A arquitetura do movimento moderno ansiava eliminar qualquer ligação ao passado, qualquer tipo de atitude histórica e qualquer desejo de contextualização. Enfatizava-se a ideia de tábua rasa, vindo do exemplo do 'Plan Voisin' corbusiano. Entre os arquitetos modernos há uma reação exagerada contra academicismos, combinado com a ideia de que o progresso vem com o novo, com o nunca visto e com o original. Por isso, para um arquiteto, até aos anos setenta do séc. XX, a ideia de trabalhar sobre o existente não era muito sedutora. Porém, Carlo Scarpa (1906-1978) veio provar o contrário. A arquitetura de Scarpa entende muito bem, aquilo que William Morris descreveu como sendo a continuidade da história onde nada se mantém e onde tudo muda com o tempo.

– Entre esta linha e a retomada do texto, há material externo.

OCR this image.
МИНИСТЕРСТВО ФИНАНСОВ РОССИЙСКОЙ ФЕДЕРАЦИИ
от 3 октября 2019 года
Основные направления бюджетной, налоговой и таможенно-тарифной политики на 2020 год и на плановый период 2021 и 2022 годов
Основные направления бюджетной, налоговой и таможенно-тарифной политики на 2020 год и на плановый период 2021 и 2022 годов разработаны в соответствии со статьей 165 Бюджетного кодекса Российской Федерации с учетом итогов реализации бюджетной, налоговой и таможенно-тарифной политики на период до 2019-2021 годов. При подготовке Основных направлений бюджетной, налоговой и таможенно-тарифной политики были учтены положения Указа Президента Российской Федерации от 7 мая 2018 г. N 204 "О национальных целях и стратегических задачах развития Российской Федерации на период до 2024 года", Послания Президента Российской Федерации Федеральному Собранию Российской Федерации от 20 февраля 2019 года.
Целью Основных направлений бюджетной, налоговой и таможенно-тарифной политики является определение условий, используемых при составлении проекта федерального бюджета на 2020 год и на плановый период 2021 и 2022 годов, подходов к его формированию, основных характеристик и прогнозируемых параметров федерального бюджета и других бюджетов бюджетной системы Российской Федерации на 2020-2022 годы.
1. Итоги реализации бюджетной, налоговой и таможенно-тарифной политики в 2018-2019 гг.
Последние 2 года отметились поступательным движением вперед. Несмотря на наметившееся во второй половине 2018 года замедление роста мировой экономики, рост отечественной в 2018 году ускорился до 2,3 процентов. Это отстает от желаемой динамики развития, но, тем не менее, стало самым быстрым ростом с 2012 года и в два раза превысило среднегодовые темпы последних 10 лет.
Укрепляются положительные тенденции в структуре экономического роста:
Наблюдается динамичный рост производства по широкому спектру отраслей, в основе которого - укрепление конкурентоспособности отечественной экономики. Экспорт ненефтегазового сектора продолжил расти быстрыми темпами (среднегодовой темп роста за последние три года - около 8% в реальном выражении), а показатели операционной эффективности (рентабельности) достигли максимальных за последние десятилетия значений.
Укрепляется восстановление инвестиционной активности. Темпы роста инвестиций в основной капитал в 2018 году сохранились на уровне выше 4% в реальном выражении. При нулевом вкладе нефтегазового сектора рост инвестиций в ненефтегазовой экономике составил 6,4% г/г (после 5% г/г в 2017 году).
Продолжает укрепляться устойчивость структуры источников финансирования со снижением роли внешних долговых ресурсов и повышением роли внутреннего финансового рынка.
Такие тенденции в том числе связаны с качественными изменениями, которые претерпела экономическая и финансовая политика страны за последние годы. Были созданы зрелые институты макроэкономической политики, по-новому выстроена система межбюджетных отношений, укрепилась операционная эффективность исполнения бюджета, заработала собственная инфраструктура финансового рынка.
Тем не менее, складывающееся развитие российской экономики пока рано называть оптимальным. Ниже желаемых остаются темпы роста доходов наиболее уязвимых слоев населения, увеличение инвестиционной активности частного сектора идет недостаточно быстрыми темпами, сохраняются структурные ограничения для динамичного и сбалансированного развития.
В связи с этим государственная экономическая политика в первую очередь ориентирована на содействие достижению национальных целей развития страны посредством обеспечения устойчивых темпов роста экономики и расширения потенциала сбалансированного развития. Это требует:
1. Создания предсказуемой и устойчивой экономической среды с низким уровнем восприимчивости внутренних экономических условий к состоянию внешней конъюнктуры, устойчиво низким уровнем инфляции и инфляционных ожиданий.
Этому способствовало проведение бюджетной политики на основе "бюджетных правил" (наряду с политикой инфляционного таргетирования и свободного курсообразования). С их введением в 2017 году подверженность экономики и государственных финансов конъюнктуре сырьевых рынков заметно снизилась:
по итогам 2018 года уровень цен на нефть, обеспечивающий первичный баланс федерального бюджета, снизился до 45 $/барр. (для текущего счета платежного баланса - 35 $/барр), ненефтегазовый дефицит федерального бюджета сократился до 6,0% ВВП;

Scarpa projetou muitos museus e espaços de exposição - e a sua grande realização neste domínio dá-se no modo como o objeto e o sujeito se relacionam. Scarpa coloca o objeto sempre em conversa direta com o observador (através do espaço desenhado em seu redor) e que deste modo passa a ter um papel ativo - no Museu de Castelvecchio, por exemplo, para que a estátua Cangrande fosse o ponto fulcral do edifício, demolições radicais foram feitas no canto edifício.
Scarpa conseguiu desenvolver uma linguagem muito específica e que pertence inteiramente ao séc. XX. Podemos encontrar referências japonesas, de Frank Lloyd Wright e do movimento holandês De Stijl, ao escolher deliberadamente planos assimétricos.
O detalhe da sua arquitetura é impressionante - Scarpa tinha uma adoração pela junta e pelo desenho dos objetos mais insignificantes (a maçaneta, a porta, o corrimão, a guarda, a janela, o degrau). Veneza é a maior referência para Scarpa e pemitiu formar uma arquitetura quase artesanal, onde ideias de leveza, flutuação, tensão, passagem do tempo e ruína estão sempre presentes.
Scarpa trabalhava no local de construção e dedicava muito tempo a investigar a história do edifício. Por isso, a arquitetura de Scarpa é capaz de redirecionar a atenção a detalhes históricos esquecidos, é capaz de se perder na individualidade e no ritmo irregular de cada matéria colocada. É uma experiência sensorial por excelência - o som da água e o toque do revestimento determinam a dimensão do espaço projetado.